The Blood and the Life by Donald K. Chapman is his first novel. Chapman was born and raised in Colorado and earned his BFA in Creative Writing from the University of Evansville in Indiana. He currently resides in Denver with his wife and three children.
We all have own little prejudices when it comes to reading material, and I thought for sure I ran into mine in the prologue. The start of the first chapter quickly changed my opinion. Down on his luck, wrongly accused, severely beaten, and thrown out of his village in disgrace, Feranos enters the world alone. Looking to belong to something, he falls in with a blood cult. This cult seems to be a non-supernatural vampire cult that lives in a cave away from society. Feranos sees potential in the cult. He sees and feels the advantage of drinking the blood of the strong and the power it brings him. He sees the flaws in the cult, rebels against the leadership, and is evicted. Again, nearly dead, he is thrown out into the world. He arrives at a village market and resorts to petty crimes until he meets a woman with a sick sister. They are heading to Palestine to see a healer named Jesus. Feranos follows along and witnesses some of the events of the last days of Jesus. His concern, however, is getting Jesus’ blood for the power he thinks it contains. Feranos gets his wish, a drop of Jesus’ dying blood and that blood transforms him.
What happens next is a little like the Casca series of the 1980s.
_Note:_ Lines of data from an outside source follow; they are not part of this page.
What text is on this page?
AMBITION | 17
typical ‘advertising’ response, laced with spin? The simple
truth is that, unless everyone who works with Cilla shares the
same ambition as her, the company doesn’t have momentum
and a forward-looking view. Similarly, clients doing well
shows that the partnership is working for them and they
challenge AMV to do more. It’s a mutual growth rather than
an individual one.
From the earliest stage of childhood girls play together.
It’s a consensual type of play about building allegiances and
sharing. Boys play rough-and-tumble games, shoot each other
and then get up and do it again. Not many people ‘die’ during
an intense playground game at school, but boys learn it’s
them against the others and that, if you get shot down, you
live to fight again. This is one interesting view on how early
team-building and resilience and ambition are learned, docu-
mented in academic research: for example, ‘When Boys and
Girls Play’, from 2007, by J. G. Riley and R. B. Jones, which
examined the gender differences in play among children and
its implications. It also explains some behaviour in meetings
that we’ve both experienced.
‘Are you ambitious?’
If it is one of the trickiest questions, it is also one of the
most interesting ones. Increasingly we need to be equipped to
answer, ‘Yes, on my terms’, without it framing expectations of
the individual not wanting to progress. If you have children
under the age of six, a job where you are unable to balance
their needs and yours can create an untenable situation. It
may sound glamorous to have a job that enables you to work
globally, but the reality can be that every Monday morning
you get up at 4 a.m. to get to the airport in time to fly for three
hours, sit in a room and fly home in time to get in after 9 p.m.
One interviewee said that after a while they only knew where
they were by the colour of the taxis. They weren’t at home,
Not the eternal soldier, Feranos becomes a vampire. Much like Casca, the fictional Roman soldier who speared Christ’s side, he faces an eternity of wandering, loneliness, emptiness, and for Feranos, unquenchable thirst for blood. I did find it interesting that the blood of Jesus would lead to vampirism. The historical settings are a little light outside of the Biblical versions of Palestine. There is travel covers two continents and the plot easily holds the reader’s interest. Feranos, himself, is very well developed and although a vampire, he is a likeable antihero in much the same way as Satan in Paradise Lost. You know he is evil, but there is something about him that captures and holds your interest.
Chapman can tell a great story. There were some twists that I was not expecting. The writing is clear and flows smoothly. The story moves along at a quick pace. It is well thought out and not at all what I was expecting. It is not Twilight meets the Bible or a book to convert straying goth youth back to the path. In fact, I am reminded almost of Richard Bach’s Illusions. The name or pantheon is not as important as the presence of a supreme being in the story to bring the completeness of life that people. It brings great balance to the story. On the other side of the story, Chapman does a great job at explaining many of the traditional vampire myths in his book. All my hesitations and preconceived ideas were unfounded. I found this to be a very enjoyable. A really great and well written story.